Showing posts with label Family Farms. Show all posts
Showing posts with label Family Farms. Show all posts

Monday, November 30, 2009

Thanksgiving Day: Here's To Change






Barbara and I drove four hundred or so miles to Macomb, Illinois, home of Western Illinois University, formerly home of a bunch of stuff, formerly home to me. We celebrated Thanksgiving Day with brother, sisters, cousins, mother, aunt, family friends, and various children, diapered to diapering.

Mom has moved to an apartment, and manged to sell the house. We loaded two rented trucks, and various cars. Then we took things to a megachurch secondhand store, and the dump. Well, the dump was closed. We’d never heard of a dump closed on Thanksgiving, so rather than put the garbage on top of another pile of garbage at the bottom of a fifteen-foot cliff, and risk blind justice and twenty-seven color glossy photos with circles and arrows and a paragraph on the back of each one, and all the rest, we went down the alleys, distributing the garbage in the dumpsters behind student apartments. Payback is sweet. And the students were out of town, at their own Thanksgivings.

I got some of my dad's jazz records, a copy of Catch-22 that he had stuffed with newspaper clippings, a bunch of lamps that I didn’t want, and a fairly new leather sofa. I also brought back a desk that my Aunt Elizabeth had bequeathed me. It was locally made, around 1920, from a cherry tree that grew at the family woods.

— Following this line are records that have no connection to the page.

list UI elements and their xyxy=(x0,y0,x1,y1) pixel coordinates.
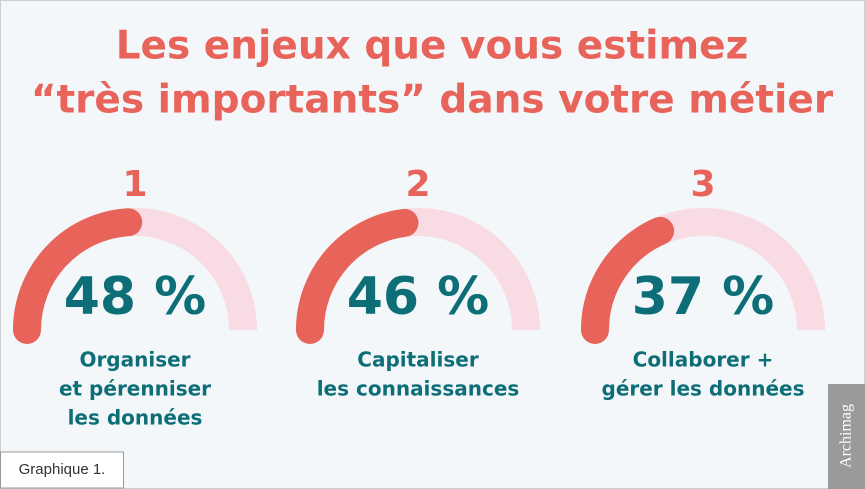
footnote: Graphique 1. xyxy=(19,461,106,478)
gauge-bar xyxy=(296,208,419,344)
gauge-bar xyxy=(581,216,675,344)
rank: 2 xyxy=(405,164,430,205)
chart-title: Les enjeux que vous estimez xyxy=(116,24,749,69)
value-label: 37 % xyxy=(632,267,775,327)
value-label: 48 % xyxy=(64,267,207,327)
category-label: et pérenniser xyxy=(59,377,211,401)
value-label: 46 % xyxy=(347,267,490,327)
category-label: Collaborer + xyxy=(633,348,774,372)
chart-title: “très importants” dans votre métier xyxy=(31,78,834,123)
category-label: les données xyxy=(68,406,203,430)
category-label: les connaissances xyxy=(317,377,520,401)
source-box xyxy=(828,384,865,489)
rank: 1 xyxy=(122,164,147,205)
category-label: gérer les données xyxy=(602,377,805,401)
category-label: Capitaliser xyxy=(357,348,479,372)
footnote-box xyxy=(0,451,124,489)
gauge-bar xyxy=(13,208,143,344)
category-label: Organiser xyxy=(79,348,190,372)
source: Archimag xyxy=(838,404,855,468)
rank: 3 xyxy=(690,164,715,205)
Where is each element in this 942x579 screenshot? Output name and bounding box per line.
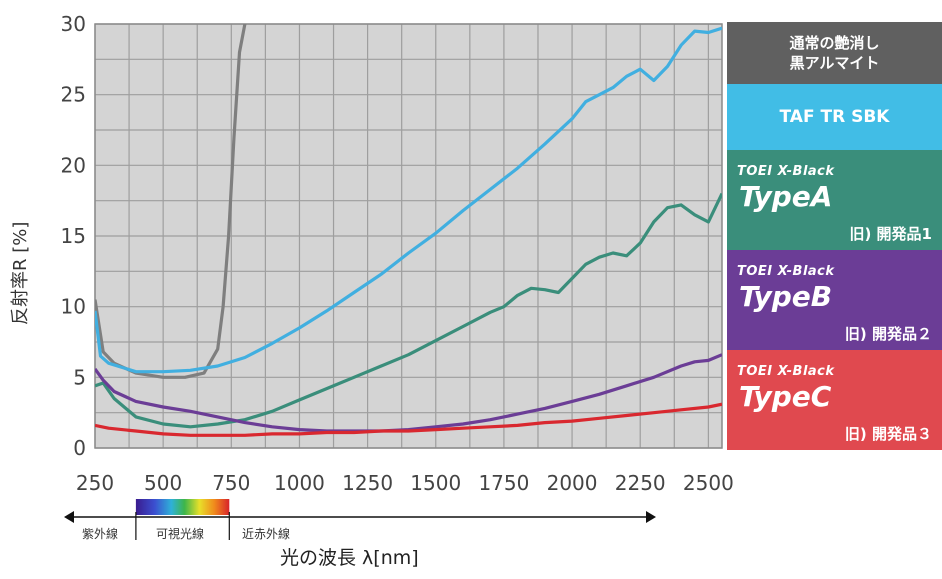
region-uv-label: 紫外線 [82,527,119,541]
series-line-1 [95,26,722,374]
x-tick-label: 250 [76,471,114,495]
legend-item-label: TAF TR SBK [779,107,890,127]
x-tick-label: 1250 [342,471,393,495]
x-tick-label: 500 [144,471,182,495]
legend-item-label-line1: 通常の艶消し [789,34,880,52]
legend-note: 旧) 開発品1 [849,225,932,243]
arrow-head-left [64,511,74,523]
series-lines [95,24,722,437]
legend-item-taf-tr-sbk: TAF TR SBK [727,84,942,150]
x-axis-ticks: 250 500 750 1000 1250 1500 1750 2000 2250 2500 [76,471,734,495]
y-tick-label: 10 [61,295,86,319]
visible-spectrum-gradient [135,499,230,515]
legend-type: TypeA [739,180,833,213]
grid-lines [94,23,723,449]
legend-item-standard-anodize: 通常の艶消し 黒アルマイト [727,22,942,84]
y-tick-label: 15 [61,224,86,248]
series-line-2 [95,192,722,429]
legend-brand: TOEI X-Black [737,264,835,279]
y-axis-title: 反射率R [%] [10,221,31,325]
x-tick-label: 1500 [410,471,461,495]
y-tick-label: 0 [73,436,86,460]
x-tick-label: 2250 [615,471,666,495]
legend-type: TypeC [739,380,832,413]
y-tick-label: 5 [73,365,86,389]
legend-brand: TOEI X-Black [737,164,835,179]
region-visible-label: 可視光線 [156,527,205,541]
y-tick-label: 20 [61,153,86,177]
x-tick-label: 750 [212,471,250,495]
region-nir-label: 近赤外線 [242,527,291,541]
plot-border [94,23,723,449]
x-axis-title: 光の波長 λ[nm] [280,547,419,569]
visible-spectrum-bar [135,499,230,515]
legend-item-typea: TOEI X-Black TypeA 旧) 開発品1 [727,150,942,250]
legend-item-typeb: TOEI X-Black TypeB 旧) 開発品２ [727,250,942,350]
legend-item-typec: TOEI X-Black TypeC 旧) 開発品３ [727,350,942,450]
x-tick-label: 2000 [547,471,598,495]
wavelength-arrow [64,511,656,540]
series-line-4 [95,402,722,437]
legend-note: 旧) 開発品２ [844,325,932,343]
x-tick-label: 2500 [683,471,734,495]
x-tick-label: 1750 [478,471,529,495]
y-tick-label: 25 [61,83,86,107]
y-axis-ticks: 0 5 10 15 20 25 30 [61,12,86,460]
legend-item-label-line2: 黒アルマイト [789,54,880,72]
arrow-head-right [646,511,656,523]
x-tick-label: 1000 [274,471,325,495]
legend-note: 旧) 開発品３ [844,425,932,443]
y-tick-label: 30 [61,12,86,36]
legend-type: TypeB [739,280,833,313]
legend-brand: TOEI X-Black [737,364,835,379]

I took the pictures in Macomb, or on the way back. There still are profitable, local businesses in Macomb, but the damage done by chains and franchises, concentrated wealth, offshoring, and military extravagance are evident. If you go one county seat west, every last one of the buildings facing that courthouse is empty. A few years past-peak, and Macomb will look the same. All those buildings -- plumbed heated and wired -- all those unemployed people and people toiling to burn oil and make somebody else rich. What a waste.

Tuesday, September 8, 2009

Boom And Bust At The Farmers' Market

Saturday before Labor Day was busy at the Midtown Farmer’s Market. This was in spite of record-setting attendance at the State Fair, nine miles away (four as the crow flies). We talked with people who had never shopped at the Market before, and Barsy’s sales were up more than a third.

Shopping neighborhood farmer’s markets is the way to go. The produce is local, the atmosphere is great, and the price is right. Tom of MarthaandTom.com comparison shopped Midtown, The Wedge -- a big local co-op, and Rainbow -- an upper-midwest grocery chain. He bought seventeen pounds of fruits and vegetables. Midtown prices should embarrass the Wedge. The bottom line at Midtown was marginally better than Rainbow’s, although a few items were a little cheaper at Rainbow. You can see a table comparing prices, and read Tom’s discussion at the link.

As sensible as shopping The Market is, the real reason for our heavy traffic was probably Gail Rosenblum’s story, Small potatoes, yes, but Midtown Market vies for No. 1, in Thursday’s Star Tribune.

A sad note was the news that our friends, Jill and Jeff and sons Jeremy and Justin, of Chase Brook Farm are calling it quits and moving back to Ohio. The Merkels have raised beef, pork, chicken, lamb, and eggs since 2001. They have farmed four thousand acres, and pastured their animals or fed them feed milled from their own grain, forswearing hormones, antibiotics, recycled animal products, ethanol byproducts, feedlots, and mass-production slaughter. It’s hard to compete with the mass producers.

And it’s hard to compete with somebody who’s letting society pick up the tab for his operation. When you have an infection, and your doctor gives you an antibiotic, the doc will be emphatic that you take all the pills, according to the prescribed schedule. The idea is that, if you let some of the bugs that are making you sick survive, you’re choosing bugs to survive that can stand up to antibiotics. When a strain of antibiotic-resistant bacteria develops, it’s because we’ve killed off the majority of its normal cousins. There’s more of a chance of this happening when millions of pigs, cattle, and angora rabbits chow down on grain-flavored amoxycillin every day of their brief lives. Society picks up the tab when it has to develop new drugs, or the drugs don’t work. Society picks up the tab for feedlot pollution, as well, and by losing more flexible and entrepreneurial family operations.